ÉDITORIAL
Résolutions 2019 (2)
Étonnamment, la semaine dernière, notre représentant de commerce en chef, Justin Trudeau, n’était pas en Suisse. Mais son collègue multicarte du Québec, oui. Pas pour skier, pour travailler! À Davos, avec les 3000 autres grands patrons, grands lobbyistes, grands représentants politiques, nationaux et internationaux. Notez l’emploi généreux de l’adjectif « grand ». En effet, les plus grands sont là. Il faut être là. Chaque année, en Suisse, dans les Alpes. Vous comprenez, ces gens voient grand, ils sont nos leaders. Alors, ils ne manqueraient ce rendez-vous pour rien au monde… Mais pour quoi faire déjà? Là, c’est moins clair.
D’abord, soyons précis : il s’agit du Forum économique mondial (FEM) de Davos. Depuis 1971, cette petite commune (12 000 habitants), équivalant à Aylmer, devient pendant trois jours le centre mondial de l’économie. Cet organisme à but non lucratif a été créé et est financé par les plus gros groupes et entreprises, qui, eux, sont à but lucratif.
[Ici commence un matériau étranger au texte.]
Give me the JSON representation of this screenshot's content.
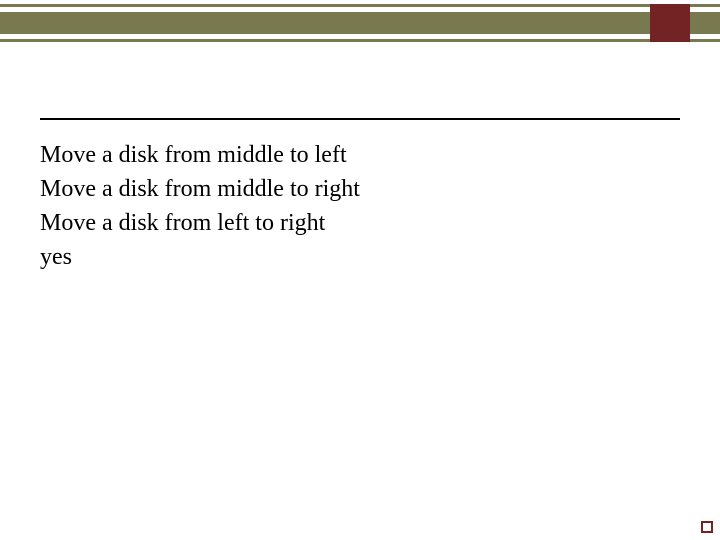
{
  "colors": {
    "band": "#797950",
    "accent": "#732323",
    "rule": "#000000"
  },
  "lines": {
    "l1": "Move a disk from middle to left",
    "l2": "Move a disk from middle to right",
    "l3": "Move a disk from left to right",
    "l4": "yes"
  }
}
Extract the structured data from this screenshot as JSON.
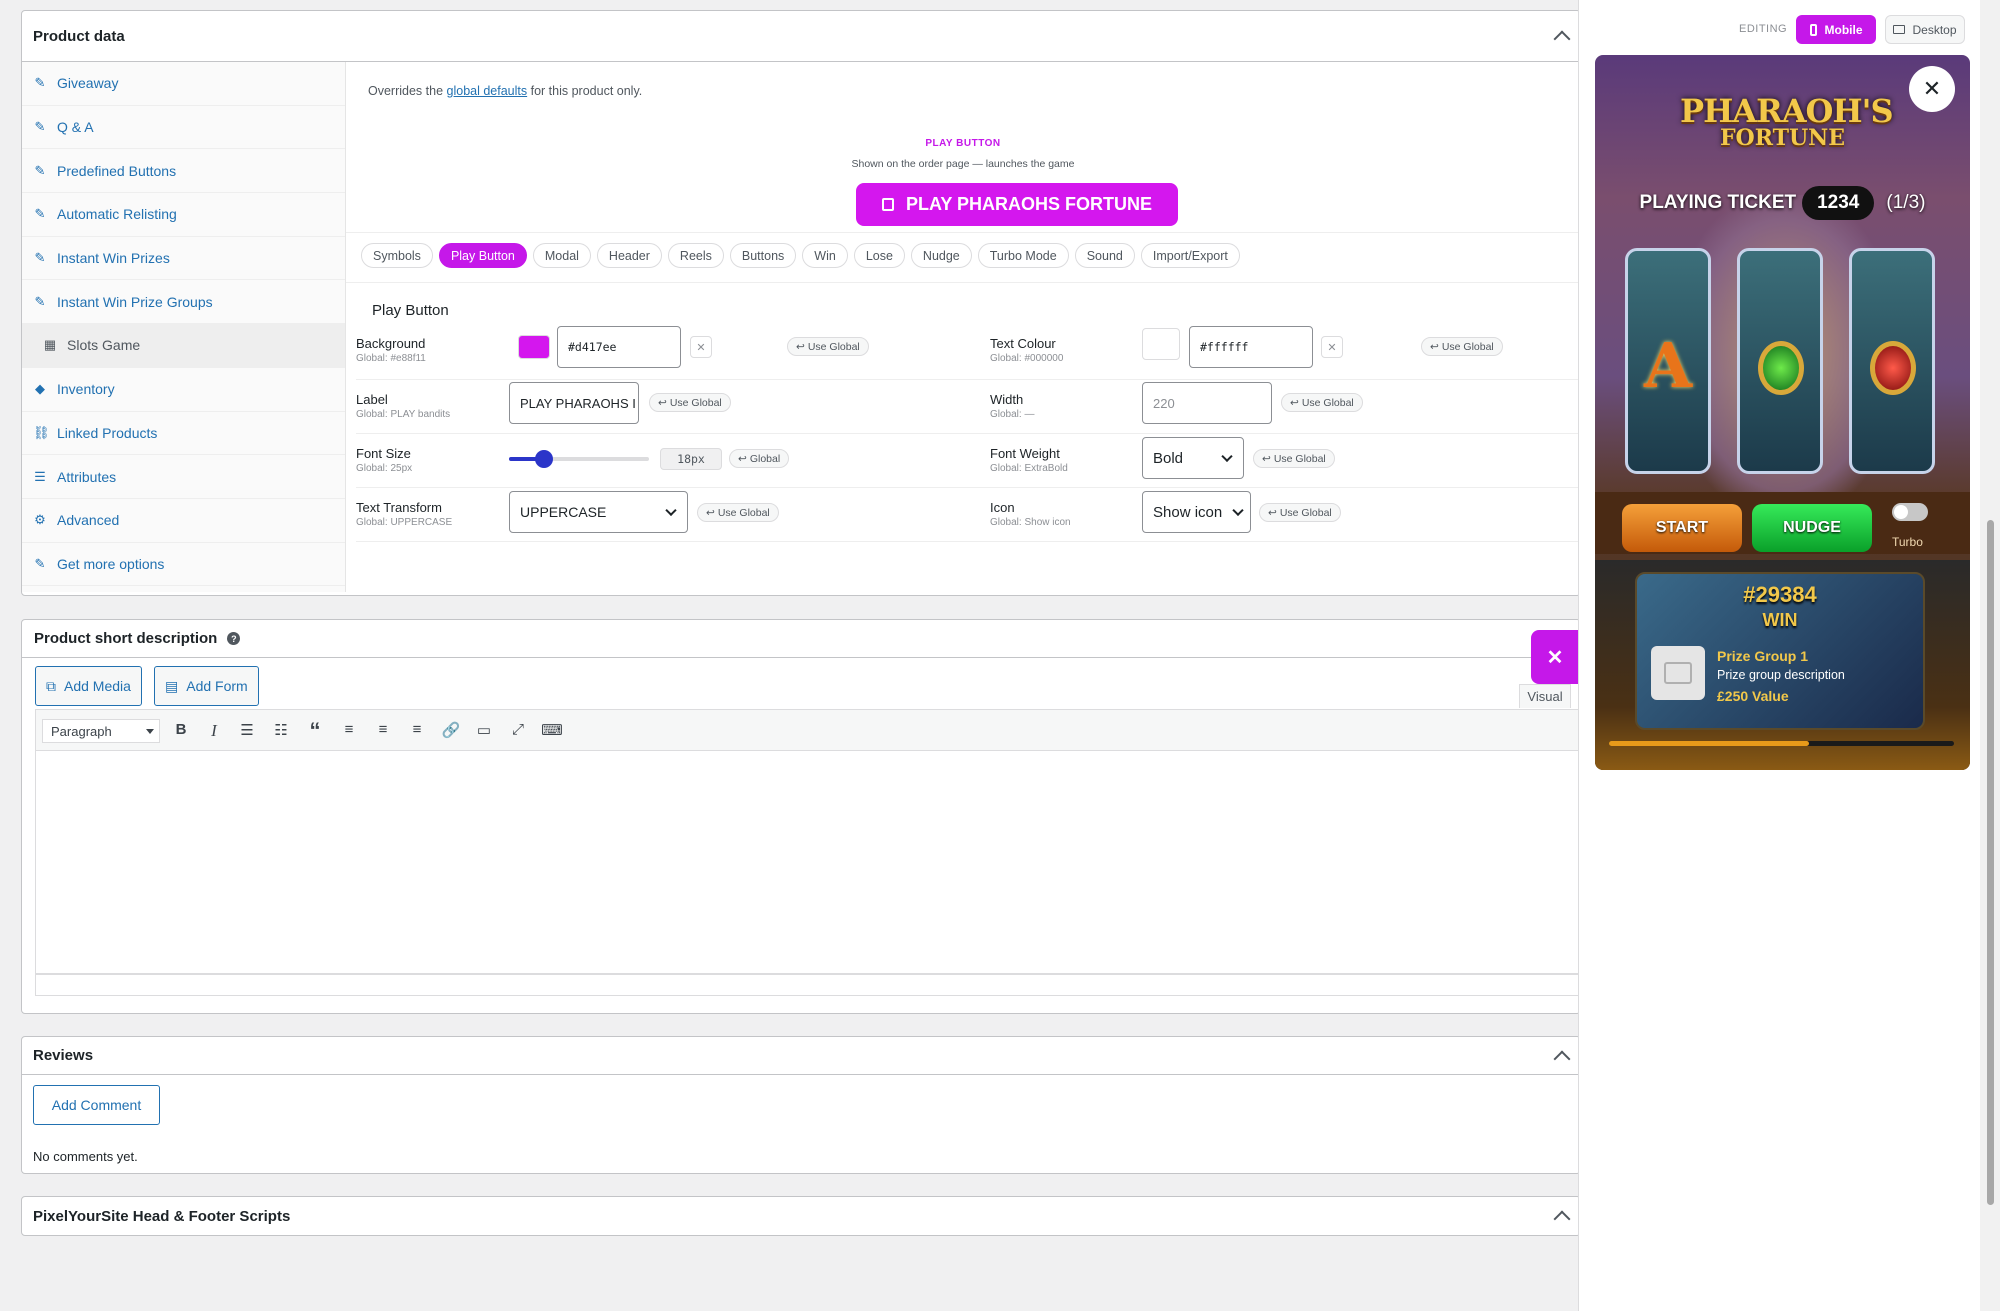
{
  "product_data": {
    "title": "Product data",
    "sidebar": [
      {
        "label": "Giveaway",
        "icon": "wrench-icon"
      },
      {
        "label": "Q & A",
        "icon": "wrench-icon"
      },
      {
        "label": "Predefined Buttons",
        "icon": "wrench-icon"
      },
      {
        "label": "Automatic Relisting",
        "icon": "wrench-icon"
      },
      {
        "label": "Instant Win Prizes",
        "icon": "wrench-icon"
      },
      {
        "label": "Instant Win Prize Groups",
        "icon": "wrench-icon"
      },
      {
        "label": "Slots Game",
        "icon": "slot-machine-icon"
      },
      {
        "label": "Inventory",
        "icon": "tag-icon"
      },
      {
        "label": "Linked Products",
        "icon": "link-icon"
      },
      {
        "label": "Attributes",
        "icon": "list-icon"
      },
      {
        "label": "Advanced",
        "icon": "gear-icon"
      },
      {
        "label": "Get more options",
        "icon": "plugin-icon"
      }
    ],
    "override_prefix": "Overrides the",
    "override_link": "global defaults",
    "override_suffix": "for this product only.",
    "preview_heading": "PLAY BUTTON",
    "preview_sub": "Shown on the order page — launches the game",
    "play_button_label": "PLAY PHARAOHS FORTUNE",
    "tabs": [
      "Symbols",
      "Play Button",
      "Modal",
      "Header",
      "Reels",
      "Buttons",
      "Win",
      "Lose",
      "Nudge",
      "Turbo Mode",
      "Sound",
      "Import/Export"
    ],
    "active_tab": "Play Button",
    "section_title": "Play Button",
    "fields": {
      "background": {
        "label": "Background",
        "global": "Global: #e88f11",
        "value": "#d417ee",
        "use_global": "Use Global",
        "swatch": "#d417ee"
      },
      "text_colour": {
        "label": "Text Colour",
        "global": "Global: #000000",
        "value": "#ffffff",
        "use_global": "Use Global",
        "swatch": "#ffffff"
      },
      "label": {
        "label": "Label",
        "global": "Global: PLAY bandits",
        "value": "PLAY PHARAOHS I",
        "use_global": "Use Global"
      },
      "width": {
        "label": "Width",
        "global": "Global: —",
        "placeholder": "220",
        "use_global": "Use Global"
      },
      "font_size": {
        "label": "Font Size",
        "global": "Global: 25px",
        "value": "18px",
        "use_global": "Global",
        "slider_fraction": 0.25
      },
      "font_weight": {
        "label": "Font Weight",
        "global": "Global: ExtraBold",
        "value": "Bold",
        "use_global": "Use Global"
      },
      "text_transform": {
        "label": "Text Transform",
        "global": "Global: UPPERCASE",
        "value": "UPPERCASE",
        "use_global": "Use Global"
      },
      "icon": {
        "label": "Icon",
        "global": "Global: Show icon",
        "value": "Show icon",
        "use_global": "Use Global"
      }
    }
  },
  "short_description": {
    "title": "Product short description",
    "add_media": "Add Media",
    "add_form": "Add Form",
    "visual_tab": "Visual",
    "paragraph": "Paragraph"
  },
  "reviews": {
    "title": "Reviews",
    "add_comment": "Add Comment",
    "empty": "No comments yet."
  },
  "pixel": {
    "title": "PixelYourSite Head & Footer Scripts"
  },
  "preview_panel": {
    "editing": "EDITING",
    "mobile": "Mobile",
    "desktop": "Desktop",
    "game_title_1": "PHARAOH'S",
    "game_title_2": "FORTUNE",
    "playing_ticket": "PLAYING TICKET",
    "ticket_number": "1234",
    "ticket_count": "(1/3)",
    "start": "START",
    "nudge": "NUDGE",
    "turbo": "Turbo",
    "prize_number": "#29384",
    "win": "WIN",
    "prize_group": "Prize Group 1",
    "prize_desc": "Prize group description",
    "prize_value": "£250 Value",
    "progress_fraction": 0.58
  },
  "colors": {
    "accent": "#c518e9",
    "wp_blue": "#2271b1",
    "start": "#e8821a",
    "nudge": "#16d64c"
  }
}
Le coût d’inscription à ce « forum » (ironiquement « place où les citoyens se rencontrent ») est de 13 000 euros (+ 29 000 euros d’adhésion annuelle). En fait, c’est un club de riches. Supposément « impartial », « indépendant » et « paritaire », cet organisme est en fait dirigé par 23 personnalités triées sur le volet, dont six femmes seulement, telles Christine Lagarde, la présidente du Fonds monétaire international.
En plus, pour y participer, il faut être invité. Objectifs des participants ? S’entendre sur les grandes directions économiques, surtout pas confronter leurs opinions ou amener un débat contradictoire. Faudrait pas être trop démocrate! Ce club tout en anglais fonctionne sur le modèle de management économique inspiré du modèle américain. Mais officiellement, on vise à « améliorer l’état du monde » (article 3 de ses statuts officiels) en cherchant les solutions aux grands problèmes…Par une confiance aveugle dans la bonne foi des entreprises et des grandes compagnies, qui œuvreraient pour le bien de l’humanité. Cette année : « construire l’avenir » et « La mondialisation 4.0 ». Cela vous inspire? Avouons cependant que depuis 2011, le FEM a pris un virage; il encourage à « abandonner les excès du capitalisme pour plus d’engagement social ».
Ce grand exercice de communication et de masturbation intellectuelle - avez-vous observé des améliorations dans l’état de nos sociétés? - n’est pas à l’abri des contradictions, à l’instar des « invités » qui s’y promènent : 1) l’an dernier, alors que son pays n’a jamais affiché plus de fermeture à l’étranger, le président américain y a participé pour proclamer « America first » à la barbe de ses homologues, qui prônent le libre-échange 2) on cherche toujours de nouvelles solutions sans changer la recette néo-libérale, comme réduire les taxes (qui servent à payer les services à la population), réduire les tarifs douaniers (et nos agriculteurs, nos premiers fournisseurs alimentaires, comment les faire vivre décemment)? 3) ce forum n’est pas social, pas culturel, pas politique. É-co-no-mi-que. Or, on fait des leçons et de grands discours éthiques sur l’égalité hommes -femmes, sur la répartition des richesses et, simultanément, on n’est pas capable de réduire la pauvreté et les écarts dans notre propre pays… Comme François Legault, nos dirigeants politiques voudraient nous faire croire que l’économie est tout. Mais tout est lié au contraire. Changeons de paradigme!